Diagnosis requires a combination of clinical evaluation, imaging, and laboratory testing. Blood cultures or tissue biopsies (e.g., bone marrow, lymph node) are used to identify M. avium-intracellulare complex. Imaging (e.g., CT scans) may reveal organ involvement, while PCR or acid-fast bacilli (AFB) staining can confirm mycobacterial presence. CD4 counts and immune status are also assessed to guide management.

Treatment Options

Treatment involves prolonged multidrug antibiotic therapy, typically including macrolides (e.g., clarithromycin or azithromycin) combined with ethambutol and rifabutin. Adjunctive therapies may address symptoms or organ-specific complications. In HIV-positive patients, antiretroviral therapy (ART) is critical to restore immune function and prevent recurrence.

Prognosis and Follow-Up

Prognosis depends on immune status and timely treatment. With appropriate therapy, many patients achieve clinical improvement, but relapse can occur if immunity remains compromised. Follow-up includes monitoring treatment response (e.g., symptom resolution, lab values) and ongoing immune function assessment. Lifelong suppressive therapy may be necessary in severely immunocompromised individuals.

Complications

• Severe malnutrition or cachexia
• Organ dysfunction (e.g., liver failure, respiratory failure)
• Recurrent infections due to persistent immunosuppression
• Treatment-related toxicity (e.g., drug-induced hepatitis)

Lifestyle & Prevention

• Avoid exposure to contaminated water or soil, especially in immunocompromised states.
• Ensure safe drinking water and proper wound care to reduce infection risk.
• Maintain adherence to prescribed therapies, including ART in HIV-positive patients.
• Regular monitoring of immune status (e.g., CD4 counts) to detect early signs of recurrence.
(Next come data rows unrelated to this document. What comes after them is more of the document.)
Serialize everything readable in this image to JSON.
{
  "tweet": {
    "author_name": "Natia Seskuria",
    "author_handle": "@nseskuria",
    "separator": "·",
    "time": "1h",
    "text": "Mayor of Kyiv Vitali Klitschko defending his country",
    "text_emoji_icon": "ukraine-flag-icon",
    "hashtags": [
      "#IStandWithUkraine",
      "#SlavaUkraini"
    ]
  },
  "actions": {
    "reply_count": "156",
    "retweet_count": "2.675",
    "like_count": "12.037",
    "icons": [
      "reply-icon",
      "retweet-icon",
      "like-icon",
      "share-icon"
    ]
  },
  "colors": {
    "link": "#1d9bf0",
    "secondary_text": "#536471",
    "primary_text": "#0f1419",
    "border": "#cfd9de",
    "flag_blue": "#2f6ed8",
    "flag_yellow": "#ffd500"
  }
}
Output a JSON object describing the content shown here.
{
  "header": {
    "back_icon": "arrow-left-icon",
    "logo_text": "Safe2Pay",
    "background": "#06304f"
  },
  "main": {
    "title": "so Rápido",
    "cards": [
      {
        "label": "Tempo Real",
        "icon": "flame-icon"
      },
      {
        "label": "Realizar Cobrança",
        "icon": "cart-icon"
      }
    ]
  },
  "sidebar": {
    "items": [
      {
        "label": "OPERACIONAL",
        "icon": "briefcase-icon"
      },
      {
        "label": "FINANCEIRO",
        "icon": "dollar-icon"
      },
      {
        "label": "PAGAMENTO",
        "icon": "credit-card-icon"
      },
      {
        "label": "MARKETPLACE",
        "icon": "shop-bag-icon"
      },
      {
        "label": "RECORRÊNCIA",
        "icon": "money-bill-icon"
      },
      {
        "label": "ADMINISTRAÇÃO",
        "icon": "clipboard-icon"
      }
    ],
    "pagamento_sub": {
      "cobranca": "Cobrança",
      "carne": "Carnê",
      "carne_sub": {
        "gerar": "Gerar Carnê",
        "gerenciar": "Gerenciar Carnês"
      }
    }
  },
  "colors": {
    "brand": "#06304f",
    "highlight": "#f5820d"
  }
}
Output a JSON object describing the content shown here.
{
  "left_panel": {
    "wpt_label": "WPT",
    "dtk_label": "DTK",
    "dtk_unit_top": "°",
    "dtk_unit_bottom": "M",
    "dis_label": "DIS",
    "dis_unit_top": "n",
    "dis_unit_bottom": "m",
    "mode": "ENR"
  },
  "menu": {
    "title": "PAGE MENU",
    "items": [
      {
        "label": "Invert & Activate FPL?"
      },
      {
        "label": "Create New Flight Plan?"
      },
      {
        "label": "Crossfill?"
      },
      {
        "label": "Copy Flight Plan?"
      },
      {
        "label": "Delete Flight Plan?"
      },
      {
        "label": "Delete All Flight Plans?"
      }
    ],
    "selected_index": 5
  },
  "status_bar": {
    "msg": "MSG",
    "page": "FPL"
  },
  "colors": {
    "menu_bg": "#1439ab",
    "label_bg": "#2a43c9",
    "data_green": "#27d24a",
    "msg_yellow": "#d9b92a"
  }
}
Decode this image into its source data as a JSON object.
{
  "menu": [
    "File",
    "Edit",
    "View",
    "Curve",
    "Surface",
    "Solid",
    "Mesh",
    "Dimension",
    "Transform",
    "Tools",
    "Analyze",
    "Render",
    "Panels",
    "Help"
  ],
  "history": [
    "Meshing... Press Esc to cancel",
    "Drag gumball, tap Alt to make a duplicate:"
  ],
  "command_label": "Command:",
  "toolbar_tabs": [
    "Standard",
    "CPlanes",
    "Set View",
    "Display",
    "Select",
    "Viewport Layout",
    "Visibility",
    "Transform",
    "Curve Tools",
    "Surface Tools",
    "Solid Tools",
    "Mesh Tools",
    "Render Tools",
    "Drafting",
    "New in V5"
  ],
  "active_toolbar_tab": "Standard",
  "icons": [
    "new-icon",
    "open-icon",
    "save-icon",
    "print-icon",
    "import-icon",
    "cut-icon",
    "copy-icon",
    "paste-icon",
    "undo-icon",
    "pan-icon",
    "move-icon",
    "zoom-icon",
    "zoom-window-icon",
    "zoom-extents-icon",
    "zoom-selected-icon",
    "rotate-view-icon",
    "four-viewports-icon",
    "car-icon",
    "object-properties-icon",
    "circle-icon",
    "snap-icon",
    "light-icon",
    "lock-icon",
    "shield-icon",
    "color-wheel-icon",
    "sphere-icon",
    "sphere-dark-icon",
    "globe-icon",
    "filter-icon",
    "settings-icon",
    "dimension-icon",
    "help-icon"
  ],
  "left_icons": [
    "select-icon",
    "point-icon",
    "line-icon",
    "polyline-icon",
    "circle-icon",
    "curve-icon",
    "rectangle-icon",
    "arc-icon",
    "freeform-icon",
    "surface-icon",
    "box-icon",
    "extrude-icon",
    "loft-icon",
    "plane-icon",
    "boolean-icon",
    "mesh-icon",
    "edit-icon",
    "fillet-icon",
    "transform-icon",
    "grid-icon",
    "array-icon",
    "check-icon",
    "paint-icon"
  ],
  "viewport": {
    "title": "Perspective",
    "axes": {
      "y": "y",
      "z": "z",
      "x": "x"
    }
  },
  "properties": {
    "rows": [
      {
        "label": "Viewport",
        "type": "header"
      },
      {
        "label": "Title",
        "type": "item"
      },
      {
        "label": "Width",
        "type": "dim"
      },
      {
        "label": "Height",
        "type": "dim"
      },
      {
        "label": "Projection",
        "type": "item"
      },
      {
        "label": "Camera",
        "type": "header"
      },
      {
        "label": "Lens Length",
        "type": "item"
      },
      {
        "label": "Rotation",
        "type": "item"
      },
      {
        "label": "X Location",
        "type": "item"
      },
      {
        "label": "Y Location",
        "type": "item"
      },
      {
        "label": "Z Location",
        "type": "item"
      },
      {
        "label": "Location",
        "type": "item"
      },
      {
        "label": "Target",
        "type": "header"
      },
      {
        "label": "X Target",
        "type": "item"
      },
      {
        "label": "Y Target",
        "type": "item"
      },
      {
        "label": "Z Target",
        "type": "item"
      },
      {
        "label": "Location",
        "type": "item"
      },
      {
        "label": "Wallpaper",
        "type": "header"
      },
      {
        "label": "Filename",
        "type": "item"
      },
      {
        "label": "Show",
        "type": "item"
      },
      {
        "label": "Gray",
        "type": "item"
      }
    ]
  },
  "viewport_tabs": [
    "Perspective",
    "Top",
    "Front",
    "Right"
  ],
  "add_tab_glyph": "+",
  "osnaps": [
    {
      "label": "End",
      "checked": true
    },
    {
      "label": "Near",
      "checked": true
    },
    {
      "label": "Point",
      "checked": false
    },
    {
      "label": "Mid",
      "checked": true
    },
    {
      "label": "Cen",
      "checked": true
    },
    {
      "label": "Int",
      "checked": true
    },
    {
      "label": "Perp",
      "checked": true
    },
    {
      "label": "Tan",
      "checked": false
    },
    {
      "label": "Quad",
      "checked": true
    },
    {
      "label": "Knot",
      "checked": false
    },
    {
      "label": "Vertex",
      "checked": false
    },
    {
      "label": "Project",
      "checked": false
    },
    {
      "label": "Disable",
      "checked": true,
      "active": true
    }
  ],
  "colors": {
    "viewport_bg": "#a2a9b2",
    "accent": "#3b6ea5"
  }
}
When to Seek Professional Help

Seek immediate care for persistent fever, unexplained weight loss, or worsening respiratory symptoms, particularly if you have a weakened immune system. Prompt evaluation is critical to prevent systemic spread and complications.

Tips for Medical Coders

Document the presence of disseminated infection, organ involvement, and underlying immunocompromising conditions (e.g., HIV/AIDS) to support code assignment. Ensure lab results (e.g., positive cultures for M. avium-intracellulare) and clinical findings are clearly recorded. For HIV-positive patients, note CD4 counts and ART status, as these impact coding and reimbursement considerations.